The moment the horse mentally left and nobody addressed it.
And over time, those little things become the horse everybody says has “issues.”
The best horsemen I’ve ever been around had one thing in common:
They took responsibility.
Not in a guilty way.
Not in a beat-yourself-up way.
They just understood something simple:
“If something keeps happening, I need to improve my understanding.”
That mindset changes everything.
Because once you quit trying to prove the horse wrong…
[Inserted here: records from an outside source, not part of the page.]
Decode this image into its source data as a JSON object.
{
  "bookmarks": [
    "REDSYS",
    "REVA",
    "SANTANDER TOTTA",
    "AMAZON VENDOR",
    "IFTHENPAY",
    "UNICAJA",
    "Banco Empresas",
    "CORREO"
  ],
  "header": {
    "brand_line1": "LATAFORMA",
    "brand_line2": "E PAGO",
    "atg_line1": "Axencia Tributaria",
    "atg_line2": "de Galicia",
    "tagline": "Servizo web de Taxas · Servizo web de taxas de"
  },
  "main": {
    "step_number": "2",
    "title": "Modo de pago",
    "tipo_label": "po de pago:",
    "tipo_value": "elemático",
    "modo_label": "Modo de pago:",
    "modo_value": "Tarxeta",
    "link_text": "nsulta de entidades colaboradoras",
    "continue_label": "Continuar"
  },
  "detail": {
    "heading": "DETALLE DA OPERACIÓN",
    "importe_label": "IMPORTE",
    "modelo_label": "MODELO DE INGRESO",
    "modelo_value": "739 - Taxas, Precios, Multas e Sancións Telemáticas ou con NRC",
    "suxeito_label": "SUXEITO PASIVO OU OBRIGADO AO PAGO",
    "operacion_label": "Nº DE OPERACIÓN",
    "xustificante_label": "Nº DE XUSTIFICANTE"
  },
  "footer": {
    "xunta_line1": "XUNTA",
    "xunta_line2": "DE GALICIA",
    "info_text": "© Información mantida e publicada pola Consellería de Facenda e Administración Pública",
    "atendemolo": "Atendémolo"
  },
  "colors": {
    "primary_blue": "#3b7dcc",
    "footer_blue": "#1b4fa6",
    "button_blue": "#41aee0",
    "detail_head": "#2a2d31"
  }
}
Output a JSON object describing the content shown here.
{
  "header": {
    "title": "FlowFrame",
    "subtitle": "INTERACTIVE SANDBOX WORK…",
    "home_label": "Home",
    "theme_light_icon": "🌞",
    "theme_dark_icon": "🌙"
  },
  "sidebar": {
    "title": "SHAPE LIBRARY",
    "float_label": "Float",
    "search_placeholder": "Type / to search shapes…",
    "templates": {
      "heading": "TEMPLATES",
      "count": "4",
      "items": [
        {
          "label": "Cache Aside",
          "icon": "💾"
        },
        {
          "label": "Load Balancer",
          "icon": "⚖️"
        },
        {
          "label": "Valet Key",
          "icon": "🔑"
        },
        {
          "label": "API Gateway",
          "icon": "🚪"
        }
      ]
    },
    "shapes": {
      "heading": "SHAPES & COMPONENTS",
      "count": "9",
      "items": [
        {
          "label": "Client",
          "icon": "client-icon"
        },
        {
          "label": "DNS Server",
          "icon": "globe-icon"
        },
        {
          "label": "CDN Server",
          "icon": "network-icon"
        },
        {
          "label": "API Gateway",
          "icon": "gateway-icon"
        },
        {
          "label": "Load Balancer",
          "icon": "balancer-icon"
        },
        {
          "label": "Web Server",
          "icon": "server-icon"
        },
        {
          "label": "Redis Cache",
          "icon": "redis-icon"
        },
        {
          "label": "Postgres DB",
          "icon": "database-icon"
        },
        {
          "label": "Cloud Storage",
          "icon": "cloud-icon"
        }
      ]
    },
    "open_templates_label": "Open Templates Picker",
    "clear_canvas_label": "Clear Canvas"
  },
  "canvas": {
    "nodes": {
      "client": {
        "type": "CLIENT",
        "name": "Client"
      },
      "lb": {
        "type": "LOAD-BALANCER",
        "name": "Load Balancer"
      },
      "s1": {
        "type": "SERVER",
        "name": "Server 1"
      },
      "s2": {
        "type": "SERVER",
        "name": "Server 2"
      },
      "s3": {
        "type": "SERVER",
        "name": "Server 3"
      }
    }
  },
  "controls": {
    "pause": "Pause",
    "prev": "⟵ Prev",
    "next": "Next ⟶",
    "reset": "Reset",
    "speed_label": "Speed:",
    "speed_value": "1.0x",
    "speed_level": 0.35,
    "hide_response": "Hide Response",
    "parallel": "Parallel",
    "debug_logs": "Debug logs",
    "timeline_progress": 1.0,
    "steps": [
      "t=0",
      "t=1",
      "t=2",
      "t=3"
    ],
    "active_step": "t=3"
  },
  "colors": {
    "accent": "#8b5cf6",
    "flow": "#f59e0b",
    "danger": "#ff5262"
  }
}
you can finally start helping him.
And helping horses well is a skill.
A skill you build slowly.
A skill nobody ever fully masters.
Even after all these years riding horses every day, I still have rides where a horse shows me a hole in my timing or my feel. That never really stops.
Good horsemen stay students.
That’s the difference.
So no… this isn’t about blaming riders.
It’s about reminding people that horsemanship matters.
Your hands matter.
Your timing matters.
Your consistency matters.
Your awareness matters.
And the beautiful part is—
those things can improve.
Maybe not overnight.
Maybe not easily.
But absolutely with time, humility, and enough honest effort.
And when your horsemanship improves… your horse usually starts looking a whole lot better too.